Dos colegios, asediados por las obras de la fábrica Mahou

  • El Gran Capitán y el Tomás Bretón se ubican al lado de la zona donde se ejecuta la 'operación Calderón'.
  • Hay polvo por todas partes y casos de asma.
Alumnos del colegio Tomás Bretón, con las obras de la Mahou al fondo.
Alumnos del colegio Tomás Bretón, con las obras de la Mahou al fondo.
Jorge París

Los padres del colegio Tomás Bretón y del instituto Gran Capitán se encuentran muy preocupados con las obras de la Mahou, pertenecientes a la primera fase de la operación Calderón. Y no es para menos. Estos dos centros se ubican justo al lado de la antigua fábrica de cerveza, cuyo derribo llena todo de polvo y hace peligrar la salud de los alumnos.

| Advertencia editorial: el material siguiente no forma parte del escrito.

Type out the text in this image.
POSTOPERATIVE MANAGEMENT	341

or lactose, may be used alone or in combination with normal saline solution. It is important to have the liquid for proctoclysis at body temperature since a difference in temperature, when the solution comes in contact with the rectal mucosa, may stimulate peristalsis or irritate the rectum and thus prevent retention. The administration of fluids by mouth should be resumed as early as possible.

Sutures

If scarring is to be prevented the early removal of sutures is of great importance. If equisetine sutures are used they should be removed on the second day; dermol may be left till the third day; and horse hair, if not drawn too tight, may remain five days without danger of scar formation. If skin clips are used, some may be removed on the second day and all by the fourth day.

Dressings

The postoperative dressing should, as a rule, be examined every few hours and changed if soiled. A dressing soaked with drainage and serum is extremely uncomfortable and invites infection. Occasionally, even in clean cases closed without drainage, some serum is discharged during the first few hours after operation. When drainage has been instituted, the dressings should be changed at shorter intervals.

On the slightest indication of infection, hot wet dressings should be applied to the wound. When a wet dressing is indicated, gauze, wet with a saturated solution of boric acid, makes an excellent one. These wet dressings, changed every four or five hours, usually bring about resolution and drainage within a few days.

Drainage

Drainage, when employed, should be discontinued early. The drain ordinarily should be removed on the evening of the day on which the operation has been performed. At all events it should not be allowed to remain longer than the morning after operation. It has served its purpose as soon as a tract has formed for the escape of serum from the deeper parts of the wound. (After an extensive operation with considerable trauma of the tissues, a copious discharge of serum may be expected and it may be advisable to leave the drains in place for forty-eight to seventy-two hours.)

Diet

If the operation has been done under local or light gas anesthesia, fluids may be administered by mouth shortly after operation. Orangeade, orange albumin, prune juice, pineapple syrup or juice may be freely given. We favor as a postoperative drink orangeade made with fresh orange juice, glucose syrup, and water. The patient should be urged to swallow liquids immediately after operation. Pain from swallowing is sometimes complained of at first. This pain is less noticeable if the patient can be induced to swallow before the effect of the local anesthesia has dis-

"Hemos tenido varias reuniones con la empresa demoledora, y aunque ofrecen garantías de seguridad, el tema nos inquieta. Mi hija lleva muchos días tosiendo, y hace poco vi a dos operarios vestidos con traje blanco inspeccionando la zona, como si fueran astronautas", explica la madre de una alumna del Gran Capitán, situado a apenas diez metros de la obra.

Recreo con escombros

La situación del Tomás Bretón es todavía más alarmante. El patio del recreo está pegado justo a la zona de la demolición, por lo que resulta muy complicado aislar a los niños. "Se barajó la posibilidad de cubrirlo con una lona, pero era peor el remedio por la polvareda que levantan los propios críos", explica el director del Tomás Bretón. La última semana se instaló una valla metálica para paliar la suciedad que provoca el tránsito de camiones llenos de escombros.

Una visita al barrio deja claro la magnitud de los trabajos. Los coches aparcados en las calles aledañas tienen los parabrisas llenos de polvo blanco y grisáceo. Los vecinos tampoco ocultan su malestar. En una papelería cercana añaden además una desventaja: "Estamos al lado del río, en la parte más baja de la ciudad, y toda la contaminación y la suciedad se acumulan aquí", dice la dueña, que no olvida las obras de la M-30 de hace unos años: "Nos tuvieron meses y meses así. Y la salud de mucha gente se resintió".

Otra madre del colegio justifica su temor precisamente por estos trabajos. "No estamos angustiados, pero sí en alerta. Mi hijo empezó a sufrir ataques de asma precisamente con el inicio de las obras de la M-30. La neumóloga me dejó claro que esa era la razón de sus ataques. Antes no tenía problemas respiratorios".

Hasta dos reuniones se han celebrado entre el AMPA y la empresa demoledora AG para analizar los peligros de los trabajos, que acabarán alrededor de noviembre. El mayor miedo que hay ahora es la llegada del buen tiempo, que provocará un aire más sucio y, por lo tanto, más peligroso para la salud.

Acabarán en noviembre

El derribo de la Mahou forma parte de la primera fase de las obras de la 'operación Calderón', que utilizará los terrenos del estadio colchonero y de la cervecera para crear zonas verdes, así como una promoción de viviendas. Comenzaron el 30 de diciembre y durarán once meses (hasta noviembre). La empresa demoledora se ha comprometido a realizar análisis de la calidad del aire con sus propios sensores cuyos resultados se entregarán mensualmente a los padres de los alumnos.